The ad-fraud botnet, dubbed Chameleon, mimics website visitor traits, like clicking or rolling a mouse over display ads. It is the first, to hit online display advertising, and requires “a surprising level [of] sophistication,” according to fraud analytics firm Spider.io.
“Spider.io has been tracking anomalous behaviour associated with Chameleon botnet since December, 2012, and in February of this year the extent of the Chameleon botnet’s principal web-browsing activity was established,” an advisory by spider.io explains.
Spider.io say that with the help of display ad exchanges and demand-side platforms, has identified “deviant consumption,” which accounted for 9 billion fraudulent display ads served a month.

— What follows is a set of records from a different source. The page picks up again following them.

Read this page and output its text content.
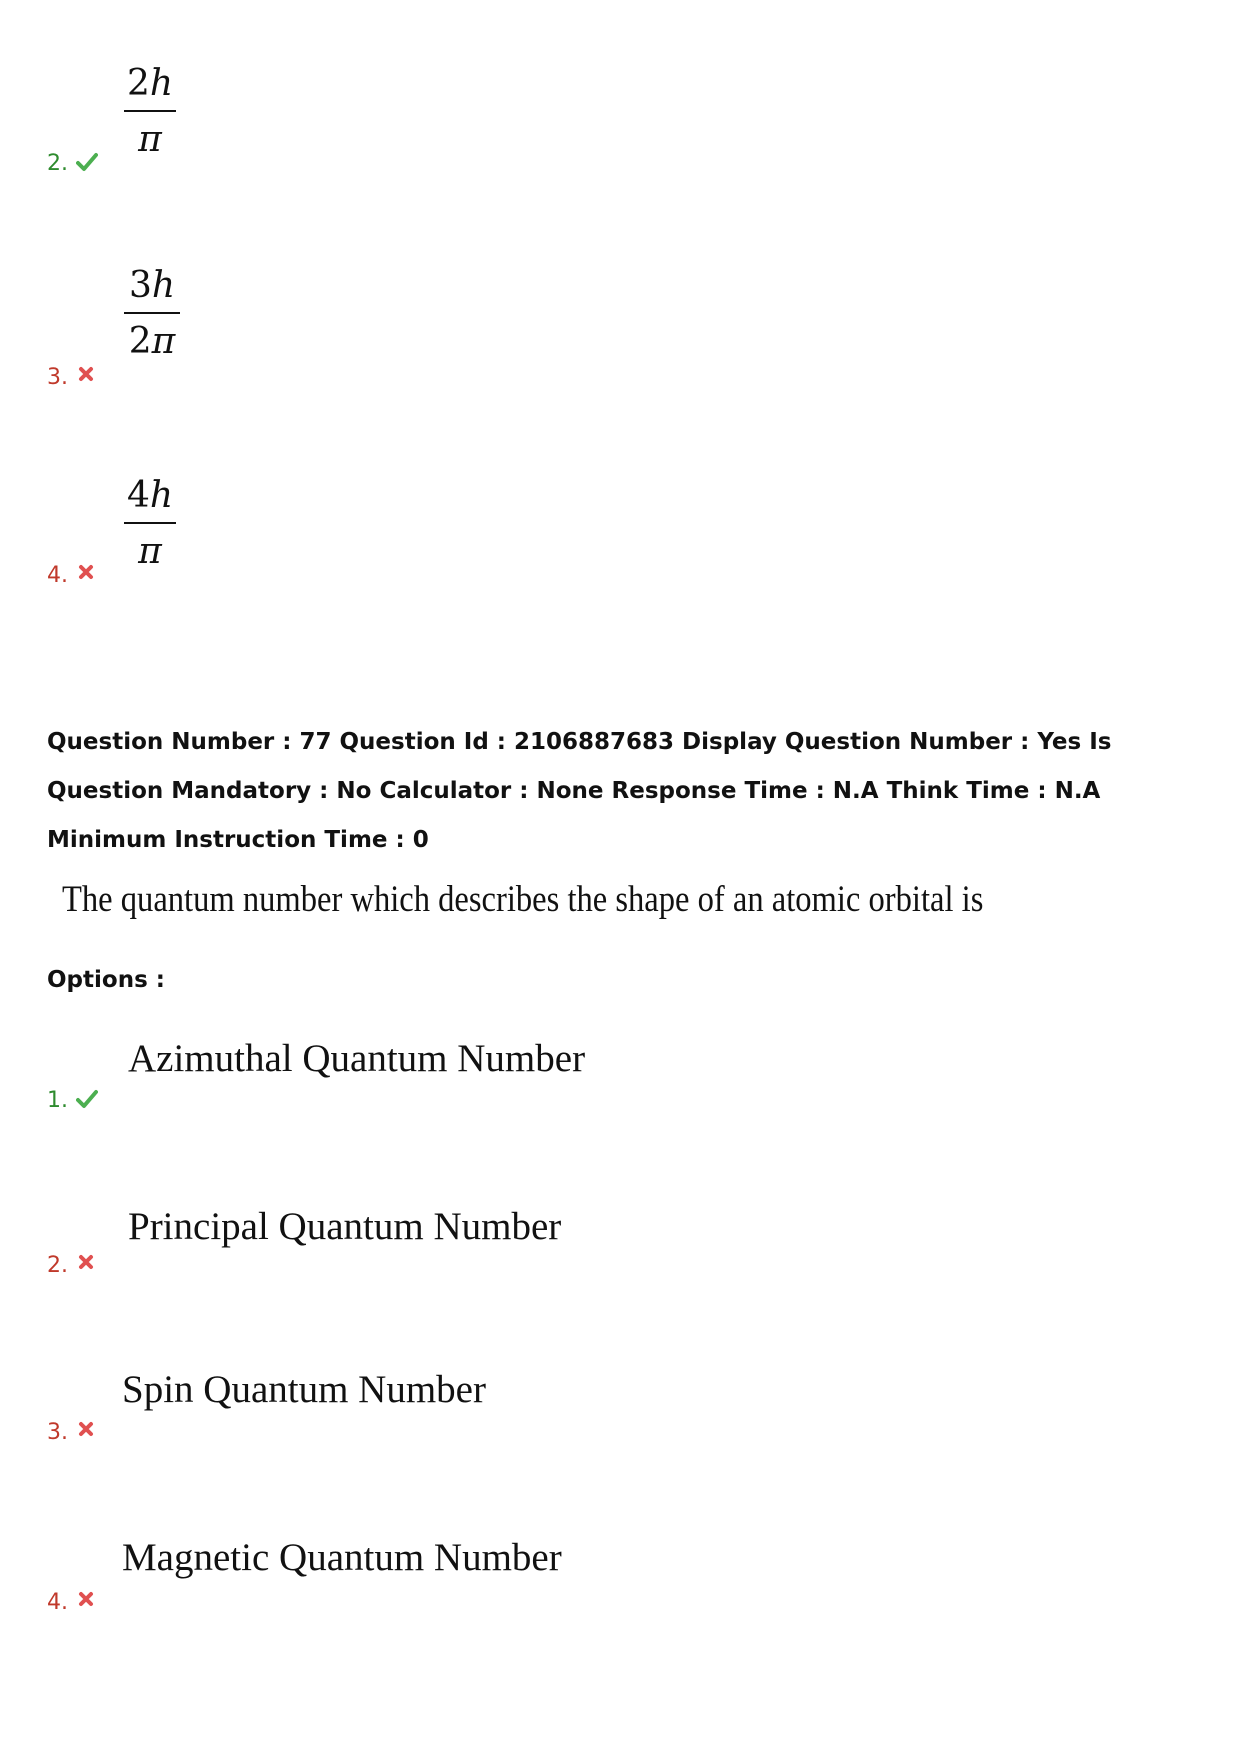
2h
π
2.
3h
2π
3.
4h
π
4.
Question Number : 77 Question Id : 2106887683 Display Question Number : Yes Is Question Mandatory : No Calculator : None Response Time : N.A Think Time : N.A Minimum Instruction Time : 0
The quantum number which describes the shape of an atomic orbital is
Options :
Azimuthal Quantum Number
1.
Principal Quantum Number
2.
Spin Quantum Number
3.
Magnetic Quantum Number
4.
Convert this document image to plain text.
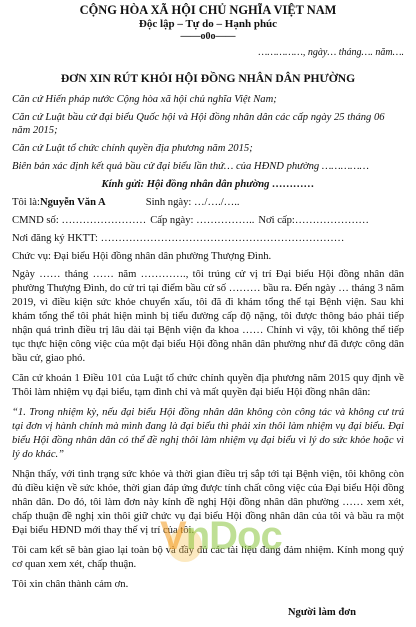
CỘNG HÒA XÃ HỘI CHỦ NGHĨA VIỆT NAM
Độc lập – Tự do – Hạnh phúc
——o0o——
……………, ngày… tháng…. năm….
ĐƠN XIN RÚT KHỎI HỘI ĐỒNG NHÂN DÂN PHƯỜNG

Căn cứ Hiến pháp nước Cộng hòa xã hội chủ nghĩa Việt Nam;

Căn cứ Luật bầu cử đại biểu Quốc hội và Hội đồng nhân dân các cấp ngày 25 tháng 06 năm 2015;

Căn cứ Luật tổ chức chính quyền địa phương năm 2015;

Biên bản xác định kết quả bầu cử đại biểu lần thứ… của HĐND phường ……………

Kính gửi: Hội đồng nhân dân phường …………
Tôi là: Nguyễn Văn A	Sinh ngày: …/…./…..
CMND số: …………………… Cấp ngày: …………….. Nơi cấp:…………………
Nơi đăng ký HKTT: ……………………………………………………………
Chức vụ: Đại biểu Hội đồng nhân dân phường Thượng Đình.

Ngày …… tháng …… năm …………., tôi trúng cử vị trí Đại biểu Hội đồng nhân dân phường Thượng Đình, do cử tri tại điểm bầu cử số ……… bầu ra. Đến ngày … tháng 3 năm 2019, vì điều kiện sức khỏe chuyển xấu, tôi đã đi khám tổng thể tại Bệnh viện. Sau khi khám tổng thể tôi phát hiện mình bị tiểu đường cấp độ nặng, tôi được thông báo phải tiếp nhận quá trình điều trị lâu dài tại Bệnh viện đa khoa …… Chính vì vậy, tôi không thể tiếp tục thực hiện công việc của một đại biểu Hội đồng nhân dân phường như đã được công dân bầu cử, giao phó.

Căn cứ khoản 1 Điều 101 của Luật tổ chức chính quyền địa phương năm 2015 quy định về Thôi làm nhiệm vụ đại biểu, tạm đình chỉ và mất quyền đại biểu Hội đồng nhân dân:

“1. Trong nhiệm kỳ, nếu đại biểu Hội đồng nhân dân không còn công tác và không cư trú tại đơn vị hành chính mà mình đang là đại biểu thì phải xin thôi làm nhiệm vụ đại biểu. Đại biểu Hội đồng nhân dân có thể đề nghị thôi làm nhiệm vụ đại biểu vì lý do sức khỏe hoặc vì lý do khác.”

Nhận thấy, với tình trạng sức khỏe và thời gian điều trị sắp tới tại Bệnh viện, tôi không còn đủ điều kiện về sức khỏe, thời gian đáp ứng được tính chất công việc của Đại biểu Hội đồng nhân dân. Do đó, tôi làm đơn này kính đề nghị Hội đồng nhân dân phường …… xem xét, chấp thuận đề nghị xin thôi giữ chức vụ đại biểu Hội đồng nhân dân của tôi và bầu ra một Đại biểu HĐND mới thay thế vị trí của tôi.

Tôi cam kết sẽ bàn giao lại toàn bộ và đầy đủ các tài liệu đang đảm nhiệm. Kính mong quý cơ quan xem xét, chấp thuận.

Tôi xin chân thành cảm ơn.

Người làm đơn
VnDoc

So far, more than 120,000 host machines have been identified — 95 percent of which come from residential IP addresses in the U.S.
“The bots visit the same set of websites, with little variation,” the firm said. “The bots generate uniformly random click co-ordinates across ad impressions and the bots also generate randomized mouse traces.”
Chameleon is relatively unstable, though. The botnet subjects its host machines to a heavy load, crashing and restarting regularly, and possibly signaling to users that something is wrong.
This recent botnet discovery comes after last month’s Microsoft and Symantec takedown of the Bamital botnet, which also cost online advertisers millions of dollars, according to Spider.io.